Croce was as unlikely as pop stars get: with a nose and a mustache his face could barely contain, and a stage outfit of worn dungarees, he looked more like someone who'd spent the day painting houses than someone who was sharing the charts with Bowie and McCartney and Stevie Wonder and Cher. And that's one of the glories of the early '70s in pop and rock: you really could rise on the quality of the songs. And Croce, in his short chart career, had a magnificent quality to his.

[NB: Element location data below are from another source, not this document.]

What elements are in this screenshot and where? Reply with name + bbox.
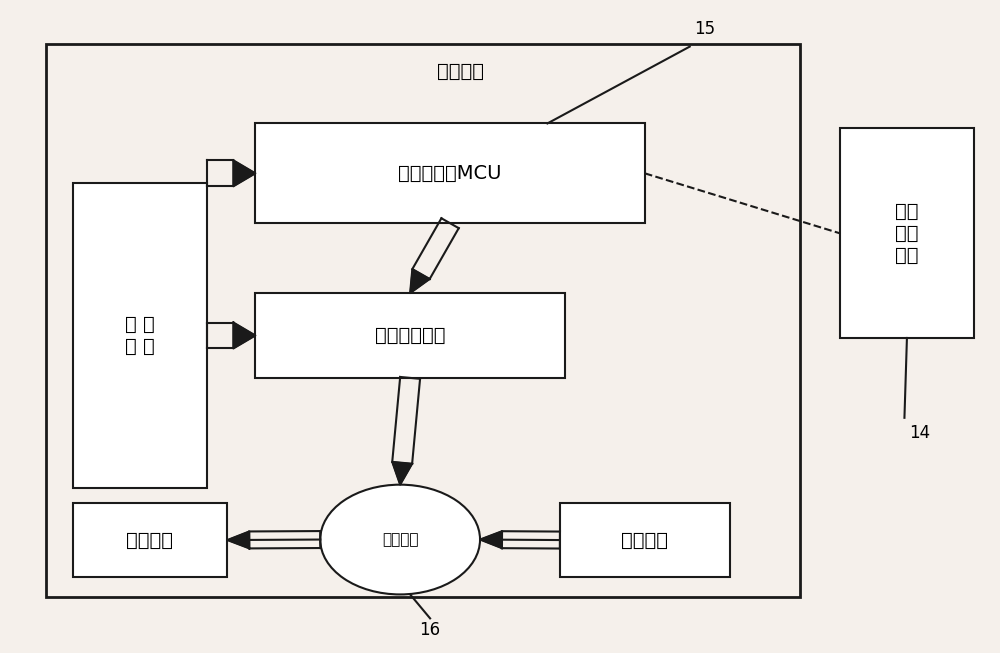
Polygon shape — [392, 462, 412, 485]
Text: 16: 16 — [420, 622, 441, 639]
Text: 步进电机: 步进电机 — [382, 532, 418, 547]
Text: 基于蓝牙的MCU: 基于蓝牙的MCU — [398, 164, 502, 183]
Bar — [255, 293, 565, 378]
Polygon shape — [480, 531, 502, 548]
Bar — [46, 44, 800, 597]
Text: 电机驱动模块: 电机驱动模块 — [375, 326, 445, 345]
Text: 开关面板: 开关面板 — [437, 62, 484, 81]
Bar — [560, 503, 730, 577]
Ellipse shape — [320, 485, 480, 594]
Bar — [840, 129, 974, 338]
Bar — [73, 183, 207, 488]
Polygon shape — [233, 323, 255, 349]
Polygon shape — [410, 269, 430, 293]
Bar — [73, 503, 227, 577]
Bar — [255, 123, 645, 223]
Polygon shape — [227, 532, 249, 549]
Text: 14: 14 — [909, 424, 930, 442]
Text: 15: 15 — [694, 20, 715, 38]
Text: 蓝牙
控制
终端: 蓝牙 控制 终端 — [895, 202, 919, 264]
Text: 传动机构: 传动机构 — [126, 530, 173, 550]
Polygon shape — [233, 161, 255, 186]
Text: 电 源
模 块: 电 源 模 块 — [125, 315, 155, 356]
Text: 手动开关: 手动开关 — [621, 530, 668, 550]
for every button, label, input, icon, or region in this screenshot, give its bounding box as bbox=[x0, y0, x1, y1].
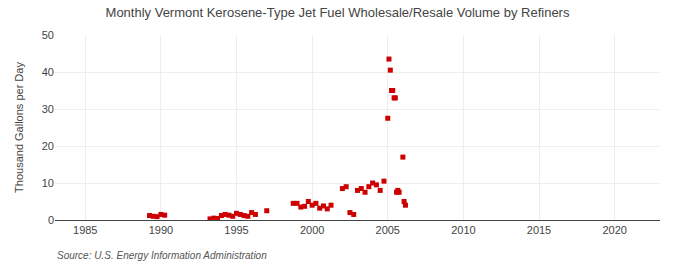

"Bad, Bad Leroy Brown" is one of the very first songs I ever remember hearing. (Helps that its chorus mentioned a junkyard, at a time when I owned a board game called Junkyard and was watching a lot of Fat Albert and Sanford & Son - junkyards were a frequent theme in the mid '70s in my world.) It's a wonder of storytelling, as are its related "You Don't Mess Around With Jim," and on the other side of the coin, the gentle "Operator" and the seemingly Spanish wind of "Time in a Bottle."
But my favorite was, and is, "I Got a Name," a declaration of independence and identity that has guided me through many a moment of self-doubt. Jim knew the value of keeping one's dreams at the front of one's heart, even if it means walking a path alone while trying to actualize those dreams. He went there proud, and succeeded fabulously, even if he tragically did not get to reap the rewards of his work, his songcraft. Life did not pass him by, and I hope we can all say the same for ourselves.
3 comments:
Of course, Croce didn't actually write "I Got a Name", it was from Gimbel & Fox, the guys who also gave us "Killing Me Softly" and the theme from the movie Norma Rae (for which they won an Oscar). "Name" is from a movie too: the unjustly forgotten Last American Hero (aka Hard Driver), with Jeff Bridges as real-life stock-car-racer Junior Johnson.
But I agree, it's a wonderful song.
I actually didn't know - or else had completely forgotten - that Jim didn't write "I Got a Name." And I have to admit that knowledge takes away from this entry a bit.
But yes, a great song and a great performance in any case.
-PA (not signed in)
Lena Horne sang IGAN on the Muppet Show, first season.